Conflict Resolution: The Skill You’ll (Unfortunately) Need to Improve

There are certain things that come with adulthood that you know about, but remain mysterious in youth: taxes, mortgages, cooking real meals, figuring out how to make friends outside of classrooms or clubs, and most importantly, the drama that continues to permeate life.

There’s no magical switch that flips when you become an adult, who lives in the professional and serious world, to eliminate drama between people. There’s always someone, whether it be a coworker or a neighbor, that has free time to stir the pot. If you’re not the stirrer, you’re getting punched in the face with the childhood and high school drama amplified into a world without mediators.

People can be insane, truly psychotic, and incredibly bored.

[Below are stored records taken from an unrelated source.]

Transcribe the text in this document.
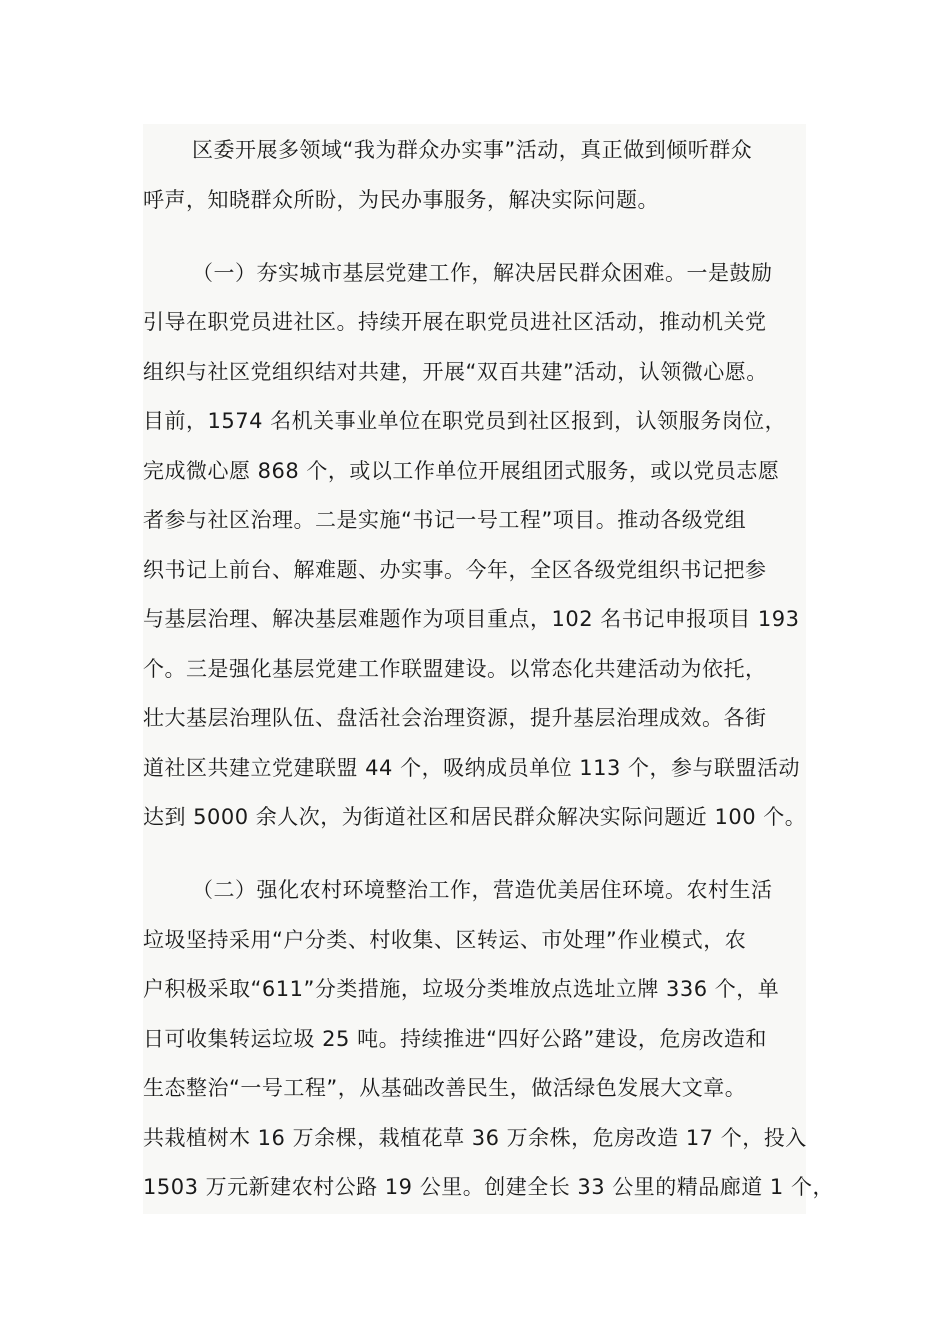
区委开展多领域“我为群众办实事”活动，真正做到倾听群众
呼声，知晓群众所盼，为民办事服务，解决实际问题。
（一）夯实城市基层党建工作，解决居民群众困难。一是鼓励
引导在职党员进社区。持续开展在职党员进社区活动，推动机关党
组织与社区党组织结对共建，开展“双百共建”活动，认领微心愿。
目前，1574 名机关事业单位在职党员到社区报到，认领服务岗位，
完成微心愿 868 个，或以工作单位开展组团式服务，或以党员志愿
者参与社区治理。二是实施“书记一号工程”项目。推动各级党组
织书记上前台、解难题、办实事。今年，全区各级党组织书记把参
与基层治理、解决基层难题作为项目重点，102 名书记申报项目 193
个。三是强化基层党建工作联盟建设。以常态化共建活动为依托，
壮大基层治理队伍、盘活社会治理资源，提升基层治理成效。各街
道社区共建立党建联盟 44 个，吸纳成员单位 113 个，参与联盟活动
达到 5000 余人次，为街道社区和居民群众解决实际问题近 100 个。
（二）强化农村环境整治工作，营造优美居住环境。农村生活
垃圾坚持采用“户分类、村收集、区转运、市处理”作业模式，农
户积极采取“611”分类措施，垃圾分类堆放点选址立牌 336 个，单
日可收集转运垃圾 25 吨。持续推进“四好公路”建设，危房改造和
生态整治“一号工程”，从基础改善民生，做活绿色发展大文章。
共栽植树木 16 万余棵，栽植花草 36 万余株，危房改造 17 个，投入
1503 万元新建农村公路 19 公里。创建全长 33 公里的精品廊道 1 个，
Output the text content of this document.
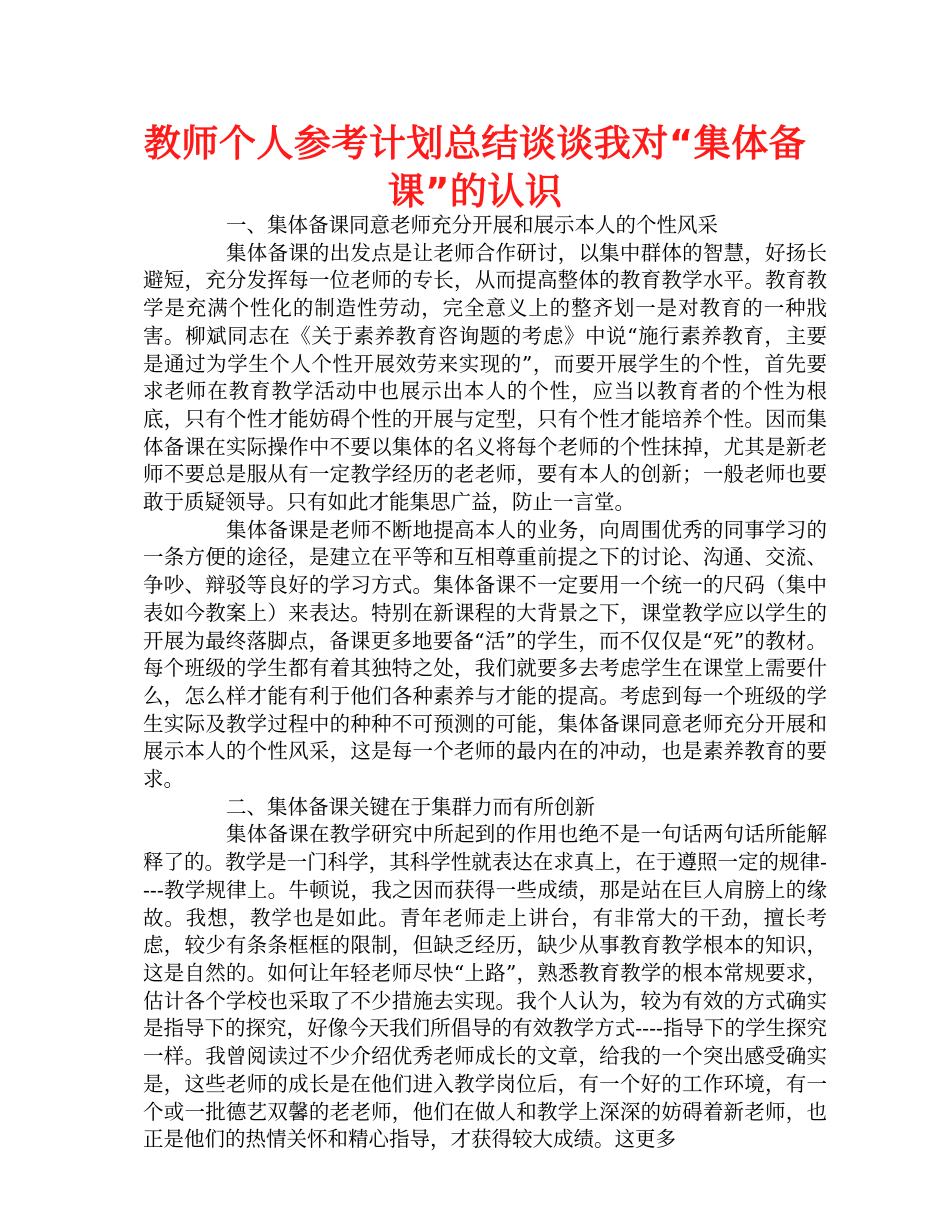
教师个人参考计划总结谈谈我对“集体备课”的认识

一、集体备课同意老师充分开展和展示本人的个性风采

集体备课的出发点是让老师合作研讨，以集中群体的智慧，好扬长避短，充分发挥每一位老师的专长，从而提高整体的教育教学水平。教育教学是充满个性化的制造性劳动，完全意义上的整齐划一是对教育的一种戕害。柳斌同志在《关于素养教育咨询题的考虑》中说“施行素养教育，主要是通过为学生个人个性开展效劳来实现的”，而要开展学生的个性，首先要求老师在教育教学活动中也展示出本人的个性，应当以教育者的个性为根底，只有个性才能妨碍个性的开展与定型，只有个性才能培养个性。因而集体备课在实际操作中不要以集体的名义将每个老师的个性抹掉，尤其是新老师不要总是服从有一定教学经历的老老师，要有本人的创新；一般老师也要敢于质疑领导。只有如此才能集思广益，防止一言堂。

集体备课是老师不断地提高本人的业务，向周围优秀的同事学习的一条方便的途径，是建立在平等和互相尊重前提之下的讨论、沟通、交流、争吵、辩驳等良好的学习方式。集体备课不一定要用一个统一的尺码（集中表如今教案上）来表达。特别在新课程的大背景之下，课堂教学应以学生的开展为最终落脚点，备课更多地要备“活”的学生，而不仅仅是“死”的教材。每个班级的学生都有着其独特之处，我们就要多去考虑学生在课堂上需要什么，怎么样才能有利于他们各种素养与才能的提高。考虑到每一个班级的学生实际及教学过程中的种种不可预测的可能，集体备课同意老师充分开展和展示本人的个性风采，这是每一个老师的最内在的冲动，也是素养教育的要求。

二、集体备课关键在于集群力而有所创新

集体备课在教学研究中所起到的作用也绝不是一句话两句话所能解释了的。教学是一门科学，其科学性就表达在求真上，在于遵照一定的规律----教学规律上。牛顿说，我之因而获得一些成绩，那是站在巨人肩膀上的缘故。我想，教学也是如此。青年老师走上讲台，有非常大的干劲，擅长考虑，较少有条条框框的限制，但缺乏经历，缺少从事教育教学根本的知识，这是自然的。如何让年轻老师尽快“上路”，熟悉教育教学的根本常规要求，估计各个学校也采取了不少措施去实现。我个人认为，较为有效的方式确实是指导下的探究，好像今天我们所倡导的有效教学方式----指导下的学生探究一样。我曾阅读过不少介绍优秀老师成长的文章，给我的一个突出感受确实是，这些老师的成长是在他们进入教学岗位后，有一个好的工作环境，有一个或一批德艺双馨的老老师，他们在做人和教学上深深的妨碍着新老师，也正是他们的热情关怀和精心指导，才获得较大成绩。这更多
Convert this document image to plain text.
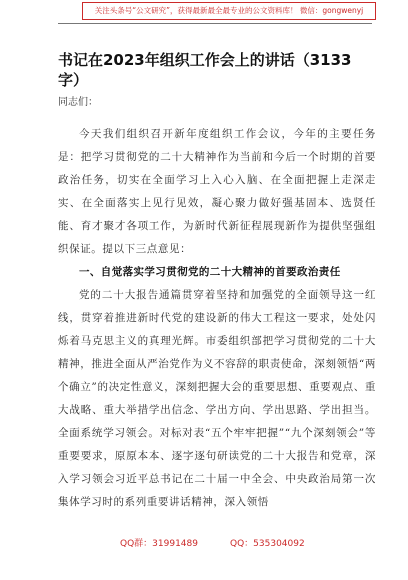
关注头条号“公文研究”，获得最新最全最专业的公文资料库！ 微信：gongwenyj
书记在2023年组织工作会上的讲话（3133字）
同志们：

今天我们组织召开新年度组织工作会议，今年的主要任务是：把学习贯彻党的二十大精神作为当前和今后一个时期的首要政治任务，切实在全面学习上入心入脑、在全面把握上走深走实、在全面落实上见行见效，凝心聚力做好强基固本、选贤任能、育才聚才各项工作，为新时代新征程展现新作为提供坚强组织保证。提以下三点意见：

一、自觉落实学习贯彻党的二十大精神的首要政治责任

党的二十大报告通篇贯穿着坚持和加强党的全面领导这一红线，贯穿着推进新时代党的建设新的伟大工程这一要求，处处闪烁着马克思主义的真理光辉。市委组织部把学习贯彻党的二十大精神，推进全面从严治党作为义不容辞的职责使命，深刻领悟“两个确立”的决定性意义，深刻把握大会的重要思想、重要观点、重大战略、重大举措学出信念、学出方向、学出思路、学出担当。全面系统学习领会。对标对表“五个牢牢把握”“九个深刻领会”等重要要求，原原本本、逐字逐句研读党的二十大报告和党章，深入学习领会习近平总书记在二十届一中全会、中央政治局第一次集体学习时的系列重要讲话精神，深入领悟

QQ群：31991489	QQ：535304092
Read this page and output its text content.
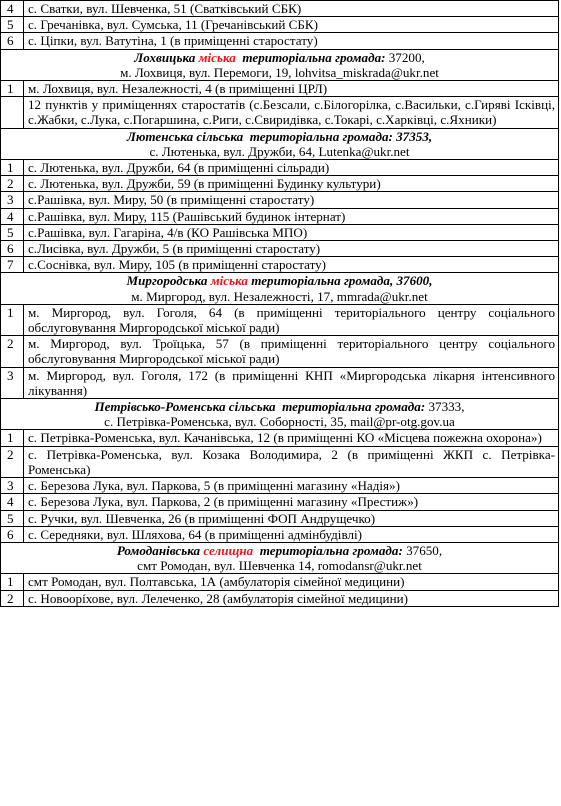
4	с. Сватки, вул. Шевченка, 51 (Сватківський СБК)
5	с. Гречанівка, вул. Сумська, 11 (Гречанівський СБК)
6	с. Ціпки, вул. Ватутіна, 1 (в приміщенні старостату)

Лохвицька міська  територіальна громада: 37200,
м. Лохвиця, вул. Перемоги, 19, lohvitsa_miskrada@ukr.net	

1	м. Лохвиця, вул. Незалежності, 4 (в приміщенні ЦРЛ)
	12 пунктів у приміщеннях старостатів (с.Безсали, с.Білогорілка, с.Васильки, с.Гиряві Ісківці, с.Жабки, с.Лука, с.Погаршина, с.Риги, с.Свиридівка, с.Токарі, с.Харківці, с.Яхники)

Лютенська сільська  територіальна громада: 37353,
с. Лютенька, вул. Дружби, 64, Lutenka@ukr.net	

1	с. Лютенька, вул. Дружби, 64 (в приміщенні сільради)
2	с. Лютенька, вул. Дружби, 59 (в приміщенні Будинку культури)
3	с.Рашівка, вул. Миру, 50 (в приміщенні старостату)
4	с.Рашівка, вул. Миру, 115 (Рашівський будинок інтернат)
5	с.Рашівка, вул. Гагаріна, 4/в (КО Рашівська МПО)
6	с.Лисівка, вул. Дружби, 5 (в приміщенні старостату)
7	с.Соснівка, вул. Миру, 105 (в приміщенні старостату)

Миргородська міська територіальна громада, 37600,
м. Миргород, вул. Незалежності, 17, mmrada@ukr.net	

1	м. Миргород, вул. Гоголя, 64 (в приміщенні територіального центру соціального обслуговування Миргородської міської ради)
2	м. Миргород, вул. Троїцька, 57 (в приміщенні територіального центру соціального обслуговування Миргородської міської ради)
3	м. Миргород, вул. Гоголя, 172 (в приміщенні КНП «Миргородська лікарня інтенсивного лікування)

Петрівсько-Роменська сільська  територіальна громада: 37333,
с. Петрівка-Роменська, вул. Соборності, 35, mail@pr-otg.gov.ua	

1	с. Петрівка-Роменська, вул. Качанівська, 12 (в приміщенні КО «Місцева пожежна охорона»)
2	с. Петрівка-Роменська, вул. Козака Володимира, 2 (в приміщенні ЖКП с. Петрівка-Роменська)
3	с. Березова Лука, вул. Паркова, 5 (в приміщенні магазину «Надія»)
4	с. Березова Лука, вул. Паркова, 2 (в приміщенні магазину «Престиж»)
5	с. Ручки, вул. Шевченка, 26 (в приміщенні ФОП Андрущечко)
6	с. Середняки, вул. Шляхова, 64 (в приміщенні адмінбудівлі)

Ромоданівська селищна  територіальна громада: 37650,
смт Ромодан, вул. Шевченка 14, romodansr@ukr.net	

1	смт Ромодан, вул. Полтавська, 1А (амбулаторія сімейної медицини)
2	с. Новоорíхове, вул. Лелеченко, 28 (амбулаторія сімейної медицини)
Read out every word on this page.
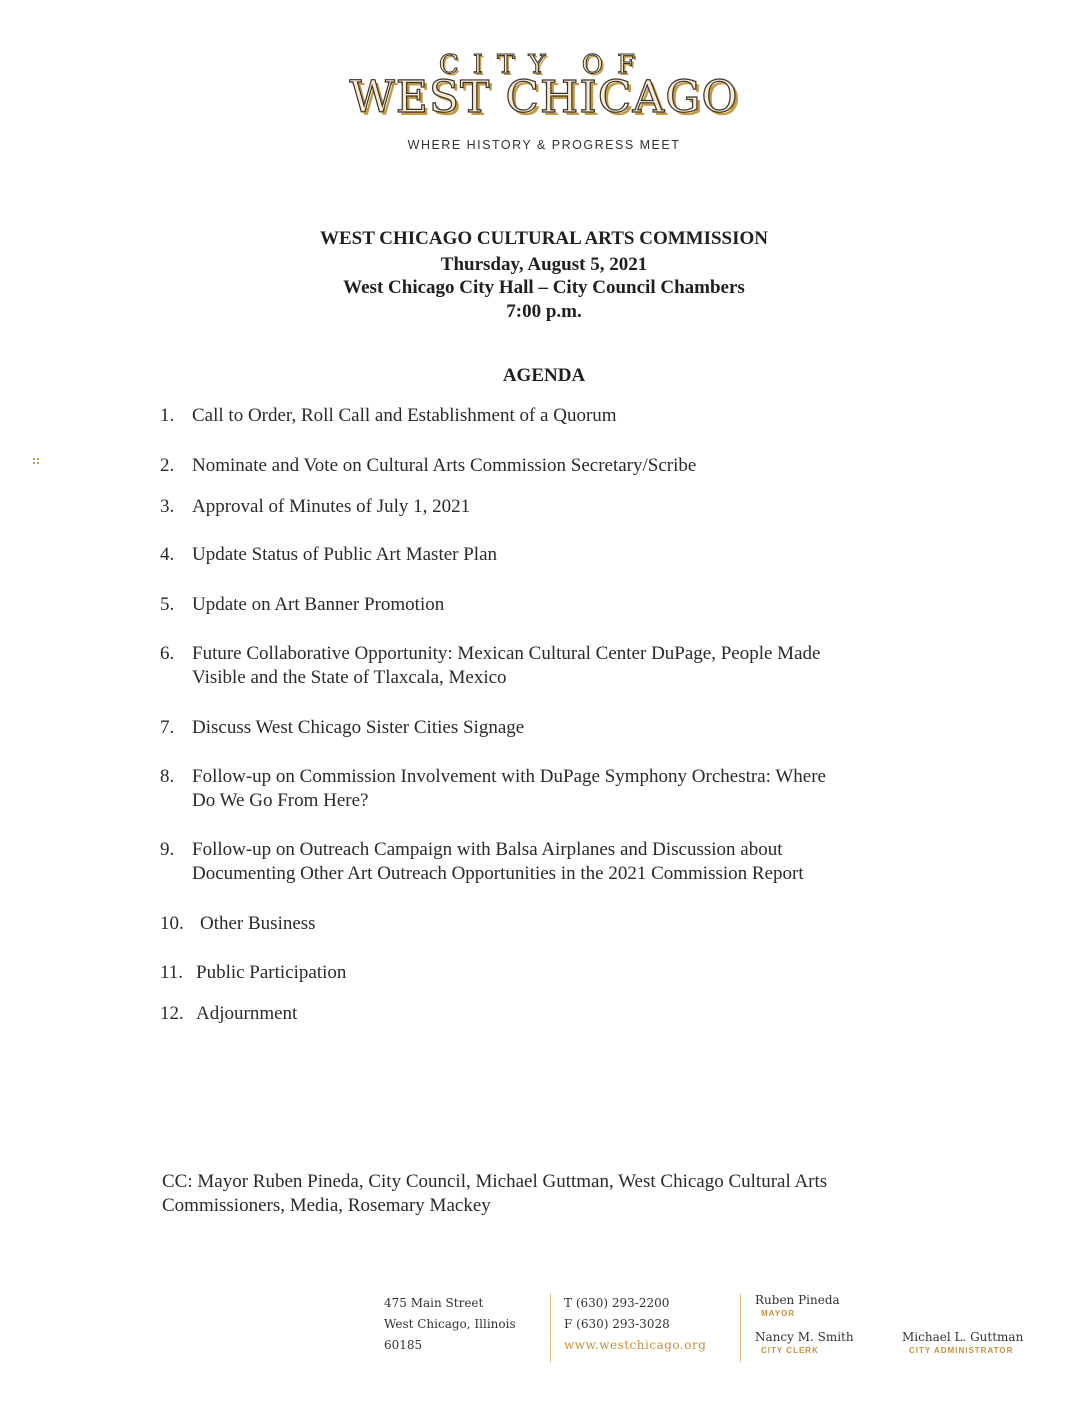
CITY OF
WEST CHICAGO
WHERE HISTORY & PROGRESS MEET
WEST CHICAGO CULTURAL ARTS COMMISSION
Thursday, August 5, 2021
West Chicago City Hall – City Council Chambers
7:00 p.m.
AGENDA
1. Call to Order, Roll Call and Establishment of a Quorum
2. Nominate and Vote on Cultural Arts Commission Secretary/Scribe
3. Approval of Minutes of July 1, 2021
4. Update Status of Public Art Master Plan
5. Update on Art Banner Promotion
6. Future Collaborative Opportunity: Mexican Cultural Center DuPage, People Made
Visible and the State of Tlaxcala, Mexico
7. Discuss West Chicago Sister Cities Signage
8. Follow-up on Commission Involvement with DuPage Symphony Orchestra: Where
Do We Go From Here?
9. Follow-up on Outreach Campaign with Balsa Airplanes and Discussion about
Documenting Other Art Outreach Opportunities in the 2021 Commission Report
10. Other Business
11. Public Participation
12. Adjournment
CC: Mayor Ruben Pineda, City Council, Michael Guttman, West Chicago Cultural Arts
Commissioners, Media, Rosemary Mackey
475 Main Street
West Chicago, Illinois
60185
T (630) 293-2200
F (630) 293-3028
www.westchicago.org
Ruben Pineda
MAYOR
Nancy M. Smith
CITY CLERK
Michael L. Guttman
CITY ADMINISTRATOR
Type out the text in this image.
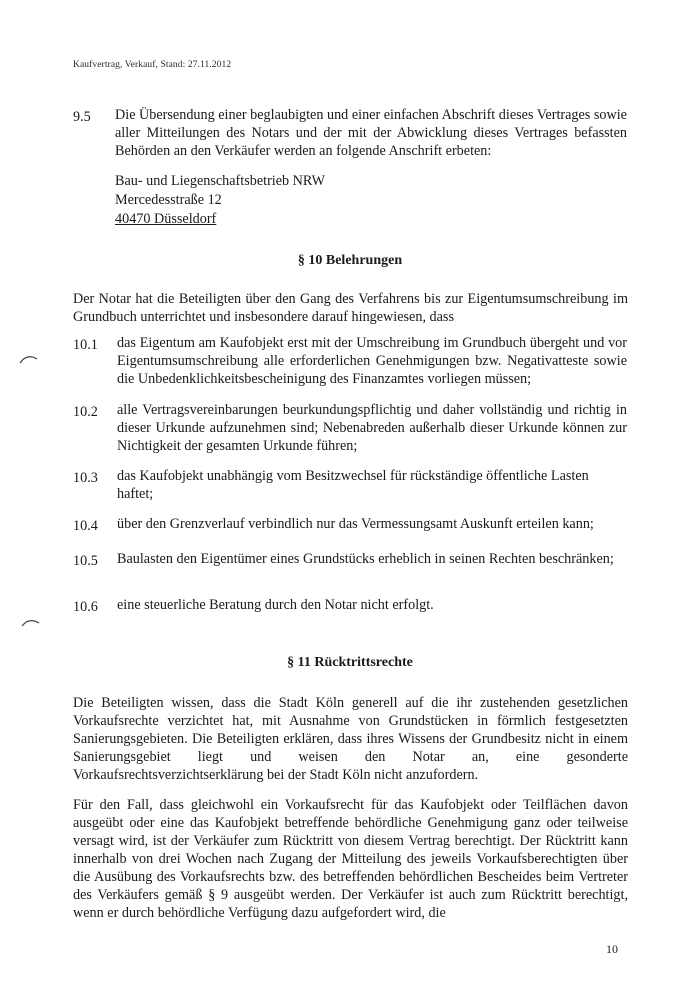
Kaufvertrag, Verkauf, Stand: 27.11.2012
9.5 Die Übersendung einer beglaubigten und einer einfachen Abschrift dieses Vertrages sowie aller Mitteilungen des Notars und der mit der Abwicklung dieses Vertrages befassten Behörden an den Verkäufer werden an folgende Anschrift erbeten:
Bau- und Liegenschaftsbetrieb NRW
Mercedesstraße 12
40470 Düsseldorf
§ 10 Belehrungen
Der Notar hat die Beteiligten über den Gang des Verfahrens bis zur Eigentumsumschreibung im Grundbuch unterrichtet und insbesondere darauf hingewiesen, dass
10.1 das Eigentum am Kaufobjekt erst mit der Umschreibung im Grundbuch übergeht und vor Eigentumsumschreibung alle erforderlichen Genehmigungen bzw. Negativatteste sowie die Unbedenklichkeitsbescheinigung des Finanzamtes vorliegen müssen;
10.2 alle Vertragsvereinbarungen beurkundungspflichtig und daher vollständig und richtig in dieser Urkunde aufzunehmen sind; Nebenabreden außerhalb dieser Urkunde können zur Nichtigkeit der gesamten Urkunde führen;
10.3 das Kaufobjekt unabhängig vom Besitzwechsel für rückständige öffentliche Lasten haftet;
10.4 über den Grenzverlauf verbindlich nur das Vermessungsamt Auskunft erteilen kann;
10.5 Baulasten den Eigentümer eines Grundstücks erheblich in seinen Rechten beschränken;
10.6 eine steuerliche Beratung durch den Notar nicht erfolgt.
§ 11 Rücktrittsrechte
Die Beteiligten wissen, dass die Stadt Köln generell auf die ihr zustehenden gesetzlichen Vorkaufsrechte verzichtet hat, mit Ausnahme von Grundstücken in förmlich festgesetzten Sanierungsgebieten. Die Beteiligten erklären, dass ihres Wissens der Grundbesitz nicht in einem Sanierungsgebiet liegt und weisen den Notar an, eine gesonderte Vorkaufsrechtsverzichtserklärung bei der Stadt Köln nicht anzufordern.
Für den Fall, dass gleichwohl ein Vorkaufsrecht für das Kaufobjekt oder Teilflächen davon ausgeübt oder eine das Kaufobjekt betreffende behördliche Genehmigung ganz oder teilweise versagt wird, ist der Verkäufer zum Rücktritt von diesem Vertrag berechtigt. Der Rücktritt kann innerhalb von drei Wochen nach Zugang der Mitteilung des jeweils Vorkaufsberechtigten über die Ausübung des Vorkaufsrechts bzw. des betreffenden behördlichen Bescheides beim Vertreter des Verkäufers gemäß § 9 ausgeübt werden. Der Verkäufer ist auch zum Rücktritt berechtigt, wenn er durch behördliche Verfügung dazu aufgefordert wird, die
10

A lot of the drama that you’ll encounter, especially moving into new apartments and finding new jobs, is petty. Petty drama, however, can be more stress-inducing than we realize.

Having a neighbor who is up all night with loud music or barking dogs can make it hard to sleep, hard to function, and hard to imagine pleasant scenarios in which said neighbor is involved. Having a coworker who undermines your work or who tries to (god forbid) engage in gossip is distracting to your professional goals, erosive to your morale, and above all, damaging to your performance.

The question, then, becomes “What do I do about it?”

The answer is simple: you speak up! More often than not, all you need to do to fix a situation is have a dialogue about it. Now, granted, sometimes there are folks who truly want a duel (and I do not know how to handle that due to my lack of experience), but most people are acting in ignorance; they do not know the consequences of their actions on those around them.

For the sake of facilitation to action, here are 5 steps you can take to get closer to resolving any conflict you come into contact with.

1. Get their number before anything happens

It would be such a shame if a simple text could end a problem and it instead blows up into a catastrophe. Make sure when moving in somewhere new that you’re introducing yourself to new neighbors. Not only is this a smart way to connect with some people close by, but it might also save you in a tricky situation. In my experience, a quick text that asks for a dial down to the volume usually results in a “sorry, you got it!” and the problem is solved.

2. Keep it direct and polite, not nice

Being nice is awesome, but it can also be misleading. If you’re not getting to the point, don’t waste your breath or your energy. People understand direct communication, but passive aggressive communication will only lead you to become angrier when it was not understood by the other party. There’s no need to be rude, but as polite and to-the-point as you can get is the best route possible that leaves no wiggle room for misinterpretation.

3. Don’t try to “get even”

The worst thing you can do is engage crazy with more crazy. You shouldn’t ever one-up a neighbor’s loud speakers with your even-louder speakers because eventually, you’ll end up pissing off the wrong person and it’s going to escalate to a point of no return.

4. Stop putting it off

Life happens and we get busy; petty drama isn’t always on the top of a priority list. If you continue to put it off, however, your boundaries become drawn for you by the person who is pushing them. The quicker you can take initiative, the faster the problem will be resolved.

5. When it reaches a point, find a source of help

If, for some reason, all of these tips only lead to a giant feud (which they won’t) that’s spiraling out of control, get help. Police and RAs respond to noise complaints, bosses and managers don’t respect an employee who destroys another to uplift him or herself, and people, on occasion, only listen to authority that demands to be heard. If the situation is out of control and your daily life is being impacted negatively because of it, seek help.

Adulthood is great, no doubt, but part of it is navigating those around us. With some mature and practiced skills, it gets easier to resolve your conflicts and different methods work for different people. All I can ask is that you please, please don’t become the passive aggressive type; those people will destroy the world.